The principles of bisulfite sequencing notwithstanding, another important consideration when designing such an experiment involves the chosen strategy for library preparation. In the previous chapter we discussed sequencing depth and coverage; this applies here as we seek to maximize sequencing coverage with regards to the scope of the questions we are looking to answer, and the practical limitations of the study such as cost and time. Will your study look to investigate genome-wide methylation patterns, or is it enough to focus on a reduced subset of the DNA? Herein we will consider the applications of Reduced-Representation Bisulfite Sequencing (RRBS), Whole-Genome Bisulfite Sequencing (WGBS), and target enrichment methods such as SeqCapEpi. In particular, what implications do such protocols have on the robustness of the data, and what should we adjust for in terms of quality control during the downstream analyses?

By the end of the chapter we will have covered the various technical concerns of bisulfite sequencing from DNA extraction and library preparation through to the sequencing itself and the downstream extraction of methylated positions. The bioinformatics principles determine the validity of the data in answering the questions posed by the study, and a priori consideration is therefore fundamental to the successful outcome of any such experiment. Finally, we will discuss the hard limitations of bisulfite sequencing and give brief suggestions for alternative methods that might be used to address these issues.

1. Lister R, Malley RCO, Tonti-filippini J, Gregory BD, Berry CC, Millar  a H, et al. NIH Public Access. 2009;133:523–36.

2. Cokus SJ, Feng S, Zhang X, Chen Z, Merriman B, Haudenschild CD, et al. Shotgun bisulphite sequencing of the Arabidopsis genome reveals DNA methylation patterning. Nature. 2008;452:215–9.
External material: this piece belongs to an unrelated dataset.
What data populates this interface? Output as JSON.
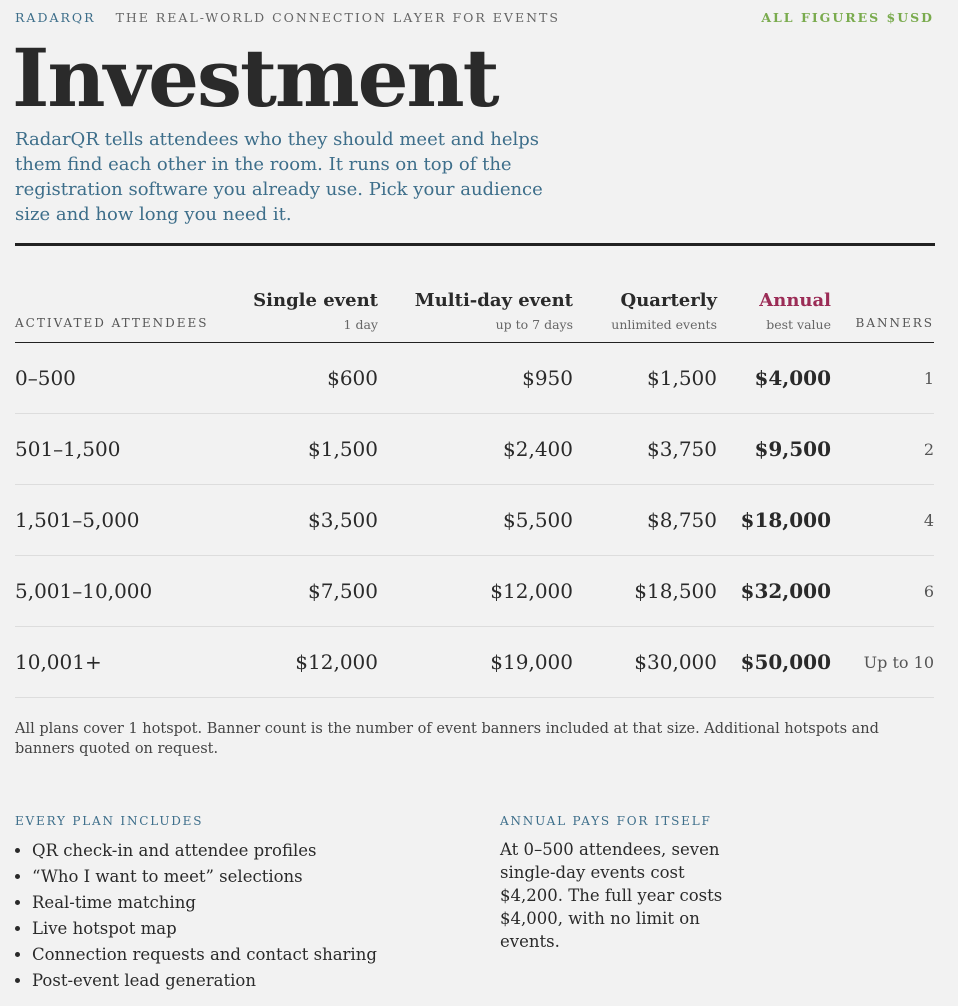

3. Krueger F, Andrews SR. Bismark: a flexible aligner and methylation caller for Bisulfite-Seq applications. bioinformatics. 2011 Apr 14;27(11):1571-2.

4. Pedersen BS, Eyring K, De S, Yang IV, Schwartz DA. Fast and accurate alignment of long bisulfite-seq reads. arXiv preprint arXiv:1401.1129. 2014 Jan 6.

5. Langmead B, Salzberg SL. Fast gapped-read alignment with Bowtie 2. Nature methods. 2012 Apr;9(4):357.

6. Li H, Durbin R. Fast and accurate short read alignment with Burrows–Wheeler transform. bioinformatics. 2009 Jul 15;25(14):1754-60.

7. Otto C, Stadler PF, Hoffmann S. Fast and sensitive mapping of bisulfite-treated sequencing data. Bioinformatics. 2012 May 10;28(13):1698-704.

8. Prezza N, Del Fabbro C, Vezzi F, De Paoli E, Policriti A. ERNE-BS5: aligning BS-treated sequences by multiple hits on a 5-letters alphabet. InProceedings of the ACM conference on bioinformatics, computational biology and biomedicine 2012 Oct 7 (pp. 12-19). ACM.